視察した3球団のスカウトをうならせた。滝川二の加藤は初回、連続四球を与えたものの、その後は最速138キロの直球を中心に9人連続で打ち取り、3回を無安打無失点4奪三振に封じた。MAX141キロ左腕は「力で抑えるよりは、球数を少なくするのが課題だった。2、3回はできた」と35球で中井にバトンを託した。
巨人の岸スカウトは「フォームのバランスがいいし、スライダーがキレる。直球の質、制球力もいい。器用なタイプで将来性がある」と評価した。4回から登板した最速143キロ右腕の中井も4回を2安打無失点5奪三振と好投した。
滝川二が誇る左右の両輪は、4月に行われたゴルフ・オーガスタ女子アマ選手権で日本勢初Vの快挙を成し遂げた梶谷と同じクラス。「同じ年で世界で1番の子が身近にいる。自分たちも日本で1番を取らないと」と加藤。中井は「自分も将来はプロ野球選手を目指している。いずれは肩を並べたい」と刺激を受けている。
社会人野球セガサミーを指揮した経験を持つOBの西詰嘉明監督(51)が3月に就任した。「日本一を目指す通過点として、この大会は勝ち切りたい」と加藤。かつて同校のサッカー部員が「大迫、ハンパないって!」の名言を残した滝川二。ハンパない快進撃で、6年ぶりに聖地へたどり着く。
【加藤選手の紹介】
変化球:スライダー・カーブ・チェンジアップ
セットから足を上げた後左肘を背中側まで回し、そこから勢いをつけて振りぬくフォームから最速141キロ、常時130中盤のストレートを投げ込む左腕投手。

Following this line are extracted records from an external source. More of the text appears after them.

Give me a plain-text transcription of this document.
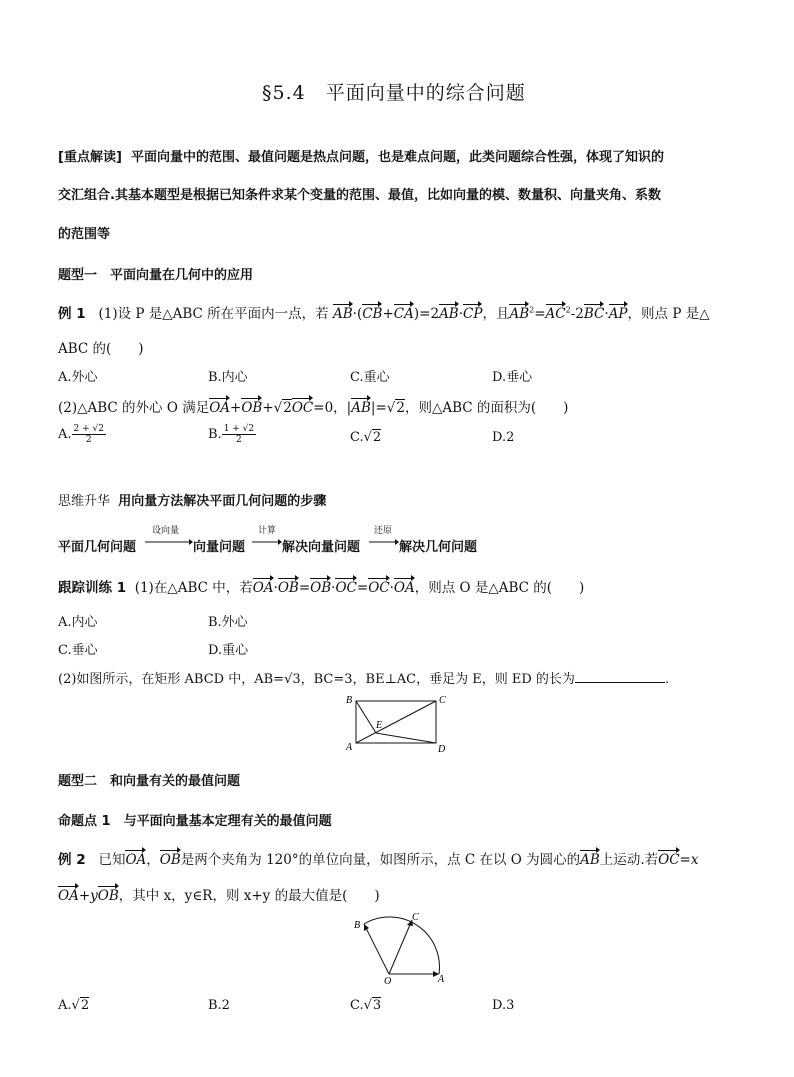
§5.4　平面向量中的综合问题
[重点解读] 平面向量中的范围、最值问题是热点问题，也是难点问题，此类问题综合性强，体现了知识的
交汇组合.其基本题型是根据已知条件求某个变量的范围、最值，比如向量的模、数量积、向量夹角、系数
的范围等
题型一　平面向量在几何中的应用
例 1 (1)设 P 是△ABC 所在平面内一点，若 AB·(CB+CA)=2AB·CP，且$AB^2=AC^2-2BC\cdot AP$，则点 P 是△
ABC 的(　　)
A.外心	B.内心	C.重心	D.垂心
(2)△ABC 的外心 O 满足OA+OB+√2OC=0，|AB|=√2，则△ABC 的面积为(　　)
A. $\frac{2 + √2}{2}$	B. $\frac{1 + √2}{2}$	C.√2	D.2
思维升华 用向量方法解决平面几何问题的步骤
平面几何问题
设向量
向量问题
计算
解决向量问题
还原
解决几何问题
跟踪训练 1 (1)在△ABC 中，若OA·OB=OB·OC=OC·OA，则点 O 是△ABC 的(　　)
A.内心	B.外心
C.垂心	D.重心
(2)如图所示，在矩形 ABCD 中，AB=√3，BC=3，BE⊥AC，垂足为 E，则 ED 的长为	.
B	C
E
A	D
题型二　和向量有关的最值问题
命题点 1　与平面向量基本定理有关的最值问题
例 2 已知OA，OB是两个夹角为 120°的单位向量，如图所示，点 C 在以 O 为圆心的AB上运动.若OC=x
OA+yOB，其中 x，y∈R，则 x+y 的最大值是(　　)
B
C
O	A
A.√2	B.2	C.√3	D.3
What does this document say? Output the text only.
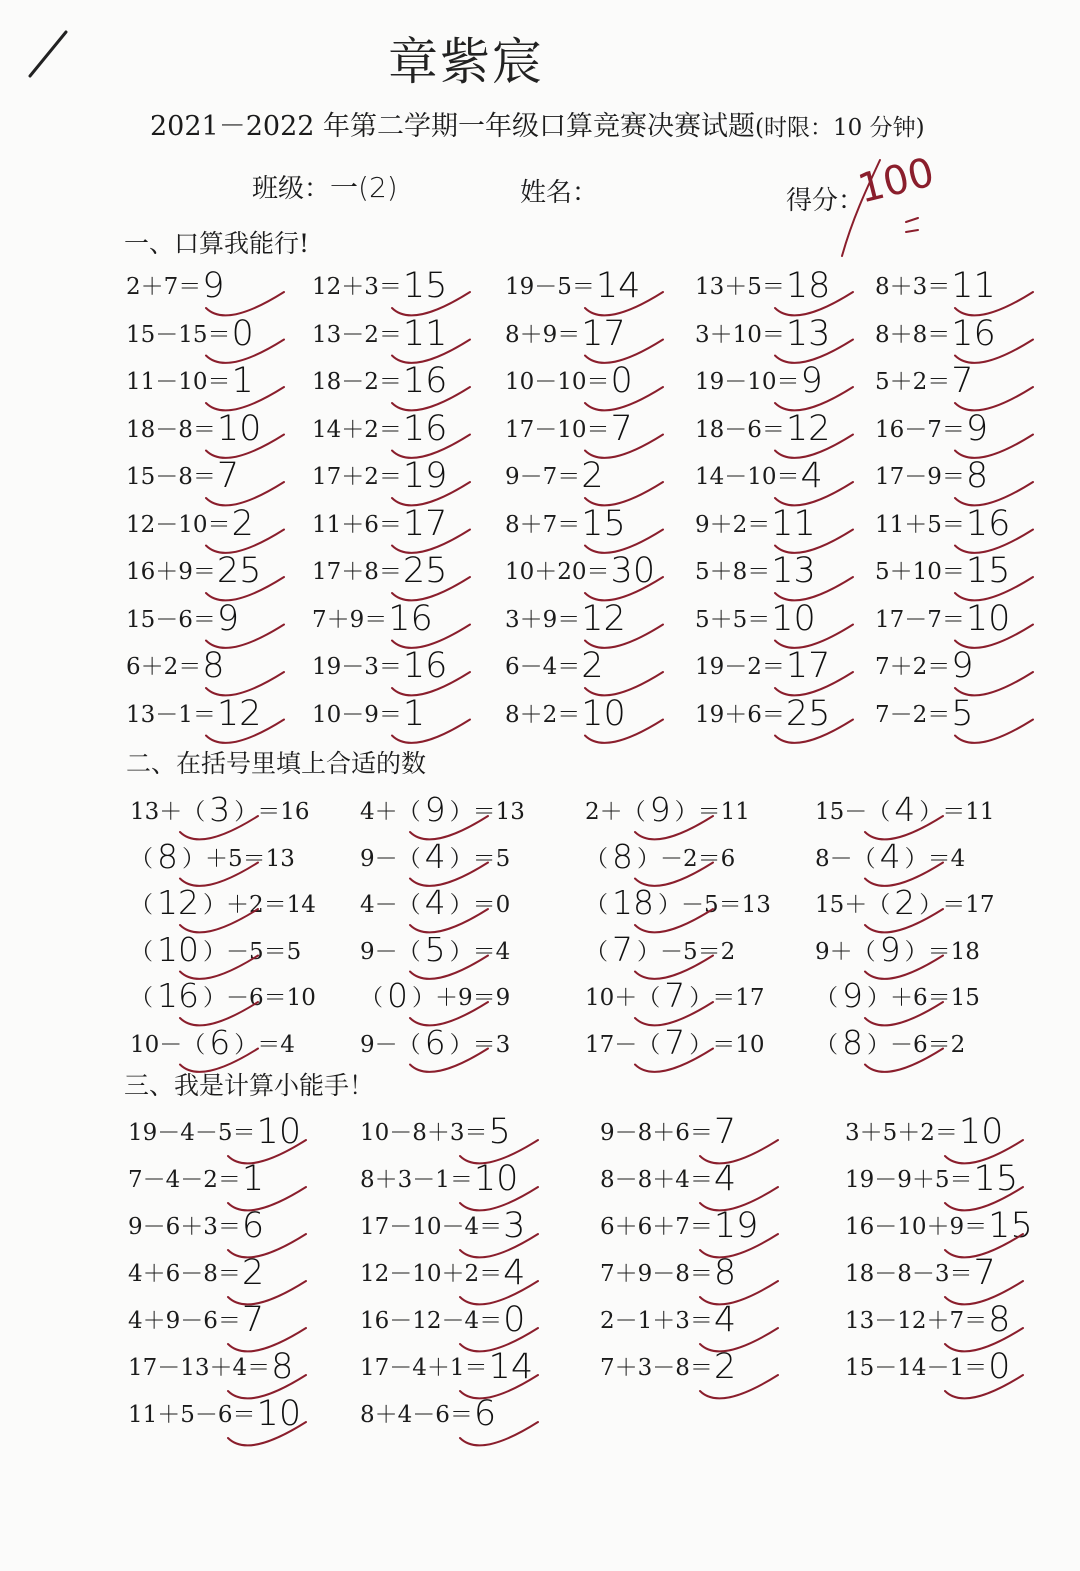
章紫宸
2021－2022 年第二学期一年级口算竞赛决赛试题(时限：10 分钟)
班级：一(2)	姓名：	得分：
100
一、口算我能行!
二、在括号里填上合适的数
三、我是计算小能手！
2＋7＝9
15－15＝0
11－10＝1
18－8＝10
15－8＝7
12－10＝2
16＋9＝25
15－6＝9
6＋2＝8
13－1＝12
12＋3＝15
13－2＝11
18－2＝16
14＋2＝16
17＋2＝19
11＋6＝17
17＋8＝25
7＋9＝16
19－3＝16
10－9＝1
19－5＝14
8＋9＝17
10－10＝0
17－10＝7
9－7＝2
8＋7＝15
10＋20＝30
3＋9＝12
6－4＝2
8＋2＝10
13＋5＝18
3＋10＝13
19－10＝9
18－6＝12
14－10＝4
9＋2＝11
5＋8＝13
5＋5＝10
19－2＝17
19＋6＝25
8＋3＝11
8＋8＝16
5＋2＝7
16－7＝9
17－9＝8
11＋5＝16
5＋10＝15
17－7＝10
7＋2＝9
7－2＝5
13＋（ 3 ）＝16
（ 8 ）＋5＝13
（ 12 ）＋2＝14
（ 10 ）－5＝5
（ 16 ）－6＝10
10－（ 6 ）＝4
4＋（ 9 ）＝13
9－（ 4 ）＝5
4－（ 4 ）＝0
9－（ 5 ）＝4
（ 0 ）＋9＝9
9－（ 6 ）＝3
2＋（ 9 ）＝11
（ 8 ）－2＝6
（ 18 ）－5＝13
（ 7 ）－5＝2
10＋（ 7 ）＝17
17－（ 7 ）＝10
15－（ 4 ）＝11
8－（ 4 ）＝4
15＋（ 2 ）＝17
9＋（ 9 ）＝18
（ 9 ）＋6＝15
（ 8 ）－6＝2
19－4－5＝10
7－4－2＝1
9－6＋3＝6
4＋6－8＝2
4＋9－6＝7
17－13＋4＝8
11＋5－6＝10
10－8＋3＝5
8＋3－1＝10
17－10－4＝3
12－10＋2＝4
16－12－4＝0
17－4＋1＝14
8＋4－6＝6
9－8＋6＝7
8－8＋4＝4
6＋6＋7＝19
7＋9－8＝8
2－1＋3＝4
7＋3－8＝2
3＋5＋2＝10
19－9＋5＝15
16－10＋9＝15
18－8－3＝7
13－12＋7＝8
15－14－1＝0
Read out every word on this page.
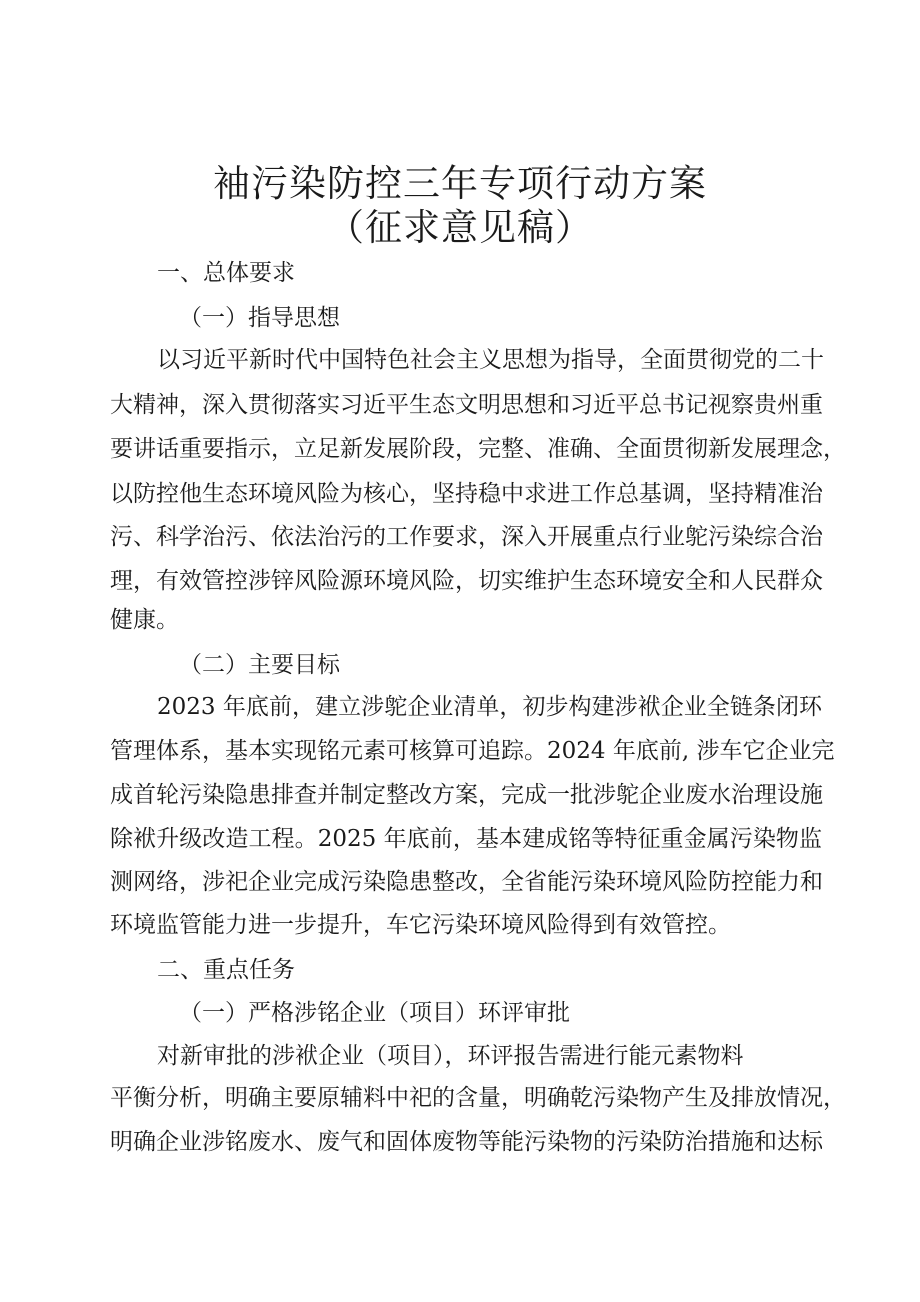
袖污染防控三年专项行动方案
（征求意见稿）
一、总体要求
（一）指导思想
以习近平新时代中国特色社会主义思想为指导，全面贯彻党的二十
大精神，深入贯彻落实习近平生态文明思想和习近平总书记视察贵州重
要讲话重要指示，立足新发展阶段，完整、准确、全面贯彻新发展理念，
以防控他生态环境风险为核心，坚持稳中求进工作总基调，坚持精准治
污、科学治污、依法治污的工作要求，深入开展重点行业鸵污染综合治
理，有效管控涉锌风险源环境风险，切实维护生态环境安全和人民群众
健康。
（二）主要目标
2023 年底前，建立涉鸵企业清单，初步构建涉袱企业全链条闭环
管理体系，基本实现铭元素可核算可追踪。2024 年底前, 涉车它企业完
成首轮污染隐患排查并制定整改方案，完成一批涉鸵企业废水治理设施
除袱升级改造工程。2025 年底前，基本建成铭等特征重金属污染物监
测网络，涉祀企业完成污染隐患整改，全省能污染环境风险防控能力和
环境监管能力进一步提升，车它污染环境风险得到有效管控。
二、重点任务
（一）严格涉铭企业（项目）环评审批
对新审批的涉袱企业（项目），环评报告需进行能元素物料
平衡分析，明确主要原辅料中祀的含量，明确乾污染物产生及排放情况，
明确企业涉铭废水、废气和固体废物等能污染物的污染防治措施和达标
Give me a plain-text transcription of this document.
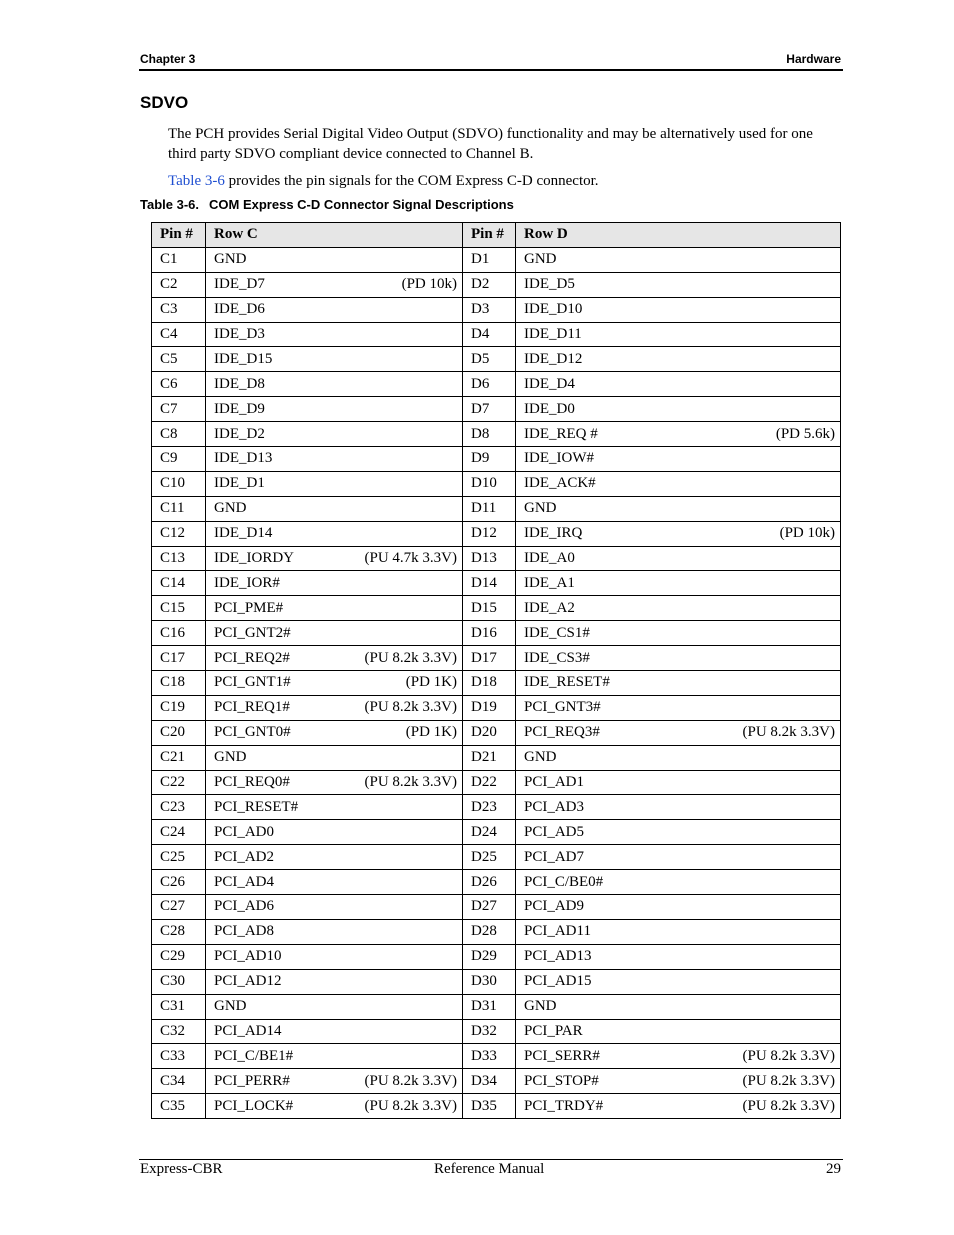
Chapter 3	Hardware
SDVO
The PCH provides Serial Digital Video Output (SDVO) functionality and may be alternatively used for one third party SDVO compliant device connected to Channel B.
Table 3-6 provides the pin signals for the COM Express C-D connector.
Table 3-6. COM Express C-D Connector Signal Descriptions
Pin #	Row C	Pin #	Row D
C1	GND	D1	GND

C2	IDE_D7 (PD 10k)	D2	IDE_D5

C3	IDE_D6	D3	IDE_D10

C4	IDE_D3	D4	IDE_D11

C5	IDE_D15	D5	IDE_D12

C6	IDE_D8	D6	IDE_D4

C7	IDE_D9	D7	IDE_D0

C8	IDE_D2	D8	IDE_REQ # (PD 5.6k)

C9	IDE_D13	D9	IDE_IOW#

C10	IDE_D1	D10	IDE_ACK#

C11	GND	D11	GND

C12	IDE_D14	D12	IDE_IRQ (PD 10k)

C13	IDE_IORDY (PU 4.7k 3.3V)	D13	IDE_A0

C14	IDE_IOR#	D14	IDE_A1

C15	PCI_PME#	D15	IDE_A2

C16	PCI_GNT2#	D16	IDE_CS1#

C17	PCI_REQ2# (PU 8.2k 3.3V)	D17	IDE_CS3#

C18	PCI_GNT1# (PD 1K)	D18	IDE_RESET#

C19	PCI_REQ1# (PU 8.2k 3.3V)	D19	PCI_GNT3#

C20	PCI_GNT0# (PD 1K)	D20	PCI_REQ3# (PU 8.2k 3.3V)

C21	GND	D21	GND

C22	PCI_REQ0# (PU 8.2k 3.3V)	D22	PCI_AD1

C23	PCI_RESET#	D23	PCI_AD3

C24	PCI_AD0	D24	PCI_AD5

C25	PCI_AD2	D25	PCI_AD7

C26	PCI_AD4	D26	PCI_C/BE0#

C27	PCI_AD6	D27	PCI_AD9

C28	PCI_AD8	D28	PCI_AD11

C29	PCI_AD10	D29	PCI_AD13

C30	PCI_AD12	D30	PCI_AD15

C31	GND	D31	GND

C32	PCI_AD14	D32	PCI_PAR

C33	PCI_C/BE1#	D33	PCI_SERR# (PU 8.2k 3.3V)

C34	PCI_PERR# (PU 8.2k 3.3V)	D34	PCI_STOP# (PU 8.2k 3.3V)

C35	PCI_LOCK# (PU 8.2k 3.3V)	D35	PCI_TRDY# (PU 8.2k 3.3V)
Express-CBR	Reference Manual	29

角度があり球威のあるストレートで押していきながら、緩く変化するスライダーに外に大きく逃げていく2種類のスライダー。スライダーと似た軌道で球速がさらに遅いカーブ、まっすぐ落ちていくチェンジアップで打ちとっていきます。
チームでは主に先発で起用。同級生の中井駿輔選手とともにエース2枚看板として起用され、雲雀丘学園戦では3回無失点と好投し、中井選手との完封リレーで注目されるようになります。フォームに癖が無くスライダーのキレもあり、伸びしろが期待される左腕となります。
9月14日にプロ志望届を提出しています。
【指名への課題】
全体的に球速が物足りなくチェンジアップは手元で落ちるのではなく投げた瞬間からまっすぐ落ちていくため、球威が無い現状では打者が引っかかっていません。スライダーは変化量が大きく対左の武器となっていますが、非常に緩い球であるため合わせただけの当たりでも外野を超える当たりを打たれていました。
また、癖はないが制球にはまだ課題があり、突然崩れストレートの四球を連発する場面がありました。スタミナもまだ足りないため5回を超えると制球の悪化、変化球の少なさから打ち込まれています。
【指名順位予想】
高卒左腕ということを考慮しても出力不足。スライダー以外は平凡ということも支配下指名の可能性を低くしています。しかし癖のなさと武器となる変化球を持っているのは評価ポイントとなるため、視察球団も少なく育成5~7位が指名候補となります。